Continuing up the stairs (which do get narrower/steeper as you climb) you then arrive at the Hendrix Exhibition , where there is far more to read and absorb, though poor old Jimi died at 27. The reason of course is that even before video and social media many of this musician’s performances are recorded on film and there are several transcripts of interviews with him, newspaper, magazine and fan articles.  His short life is covered in considerably greater detail than Handel’s much longer one.
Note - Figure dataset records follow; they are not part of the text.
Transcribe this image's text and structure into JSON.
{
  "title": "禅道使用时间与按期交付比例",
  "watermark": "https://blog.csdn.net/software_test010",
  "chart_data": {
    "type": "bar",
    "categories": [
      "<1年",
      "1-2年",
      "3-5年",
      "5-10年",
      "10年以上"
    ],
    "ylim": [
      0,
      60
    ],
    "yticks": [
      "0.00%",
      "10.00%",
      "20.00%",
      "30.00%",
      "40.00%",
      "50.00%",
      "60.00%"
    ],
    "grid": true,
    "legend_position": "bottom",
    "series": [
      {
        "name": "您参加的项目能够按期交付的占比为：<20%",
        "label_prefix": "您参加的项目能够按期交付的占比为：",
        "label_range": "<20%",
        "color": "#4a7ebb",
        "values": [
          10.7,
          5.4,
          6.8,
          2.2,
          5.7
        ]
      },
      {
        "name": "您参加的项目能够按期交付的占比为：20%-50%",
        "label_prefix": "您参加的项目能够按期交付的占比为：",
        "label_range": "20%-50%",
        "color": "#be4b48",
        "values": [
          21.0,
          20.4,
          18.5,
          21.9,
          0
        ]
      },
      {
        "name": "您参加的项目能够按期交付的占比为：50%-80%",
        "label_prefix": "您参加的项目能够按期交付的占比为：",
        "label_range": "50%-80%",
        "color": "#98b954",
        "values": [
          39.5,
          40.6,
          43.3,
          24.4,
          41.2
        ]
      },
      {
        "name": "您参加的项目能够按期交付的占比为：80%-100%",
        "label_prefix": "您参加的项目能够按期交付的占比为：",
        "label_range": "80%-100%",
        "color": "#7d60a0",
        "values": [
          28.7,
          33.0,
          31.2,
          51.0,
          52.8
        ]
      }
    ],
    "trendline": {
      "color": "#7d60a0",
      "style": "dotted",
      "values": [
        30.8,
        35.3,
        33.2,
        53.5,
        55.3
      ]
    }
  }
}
Jimi was of course another ‘foreigner’, born in Seattle.  He took up the guitar at a very early age – his father thought being left-handed was the ‘devil’s work’ so Jimi learnt to play a right handed guitar left –handed which apparently contributed a) to his unique sound and b) to his habit of holding/playing  his guitar in all sorts of strange positions. He was of course a virtuoso guitarist and once heard, never forgotten but underneath the undoubted talent lay years of hard graft. He fell out of school and after a minor misdemeanour into the 101st Airborne regiment then out of the army after a parachute malfunction, but there followed years of playing in a variety of ‘backing groups’ on what was known as the Chittlin’ Circuit – music tours for Black audiences in what was (still) segregated America. He loved to improvise even then and there is a wonderful story that, exasperated by his maverick playing  his then band /group leader Burke traded him to Otis Redding  for two horn players just to get some peace. When Keith Richard’s then girlfriend heard him play in New York she insisted on bringing him to the UK, and the rest, as they say, is history. Initially he formed part of the Jimi Hendrix Experience with two white English musicians but they were discarded on the way…. The exhibition focuses on his few months living at Number 23 Brook Street. Prior to moving here he had ‘sofa-surfed’ around Soho as his all-night playing did not go down well with neighbours.  The ever grounded Ringo Starr stood guarantor for the small flat/ rooms rented here.  There were no other live-in tenants below, just an employment bureau and small café. The bath and kitchen were even further upstairs presumably not now accessible for health and safety reasons so what you see, admirably reconstructed, is the bed-sitting room and next door crash pad now set out as the Record Room.


The latter is lined with vinyl and there is a careful listing of all the LPs that he owned with his and general comments where appropriate, showing his influences before and those he influenced in turn and some records were well and truly used. Like most jobbing musicians Jimi was a ‘night-owl’: concerts and performances were often followed by jamming sessions when his friends crashed here. It was also his ‘office’ and there is ample evidence of the number of interviews which took place here, when he finally woke up PM. It was from these pieces and their accompanying photos that the museum was able to reconstruct the main room. They were also greatly helped in this by his then girlfriend Kathy Etchingham who was with him throughout his time at Brook Street. It was a ‘first own home’ for both of them but buying the carpet and curtains from John Lewis looks very ‘mainstream’ and not very ‘rock n’roll’  until you realize ( as we did) that it is a five minute walk away. They were of course aware that Handel had preceded them as his Blue Plaque was already up next door, and this added to the attraction. The tidy room is very atmospheric with its combination of old and new fabrics and what was modern then – a good record player and speakers and electric fire   now looking very period after nearly 50 years… the small heater brought back memories (not good) of those months of freezing pre central heating.

That just about brings the tour to an end – actually the two great musicians though very different and separated by 200 years – one a steady establishment figure , the other a unique performer lost to the  darker side of the Sixties rock’n’roll life-style – but both living on, of course in their music, but also in these houses , to give enjoyment to successive generations.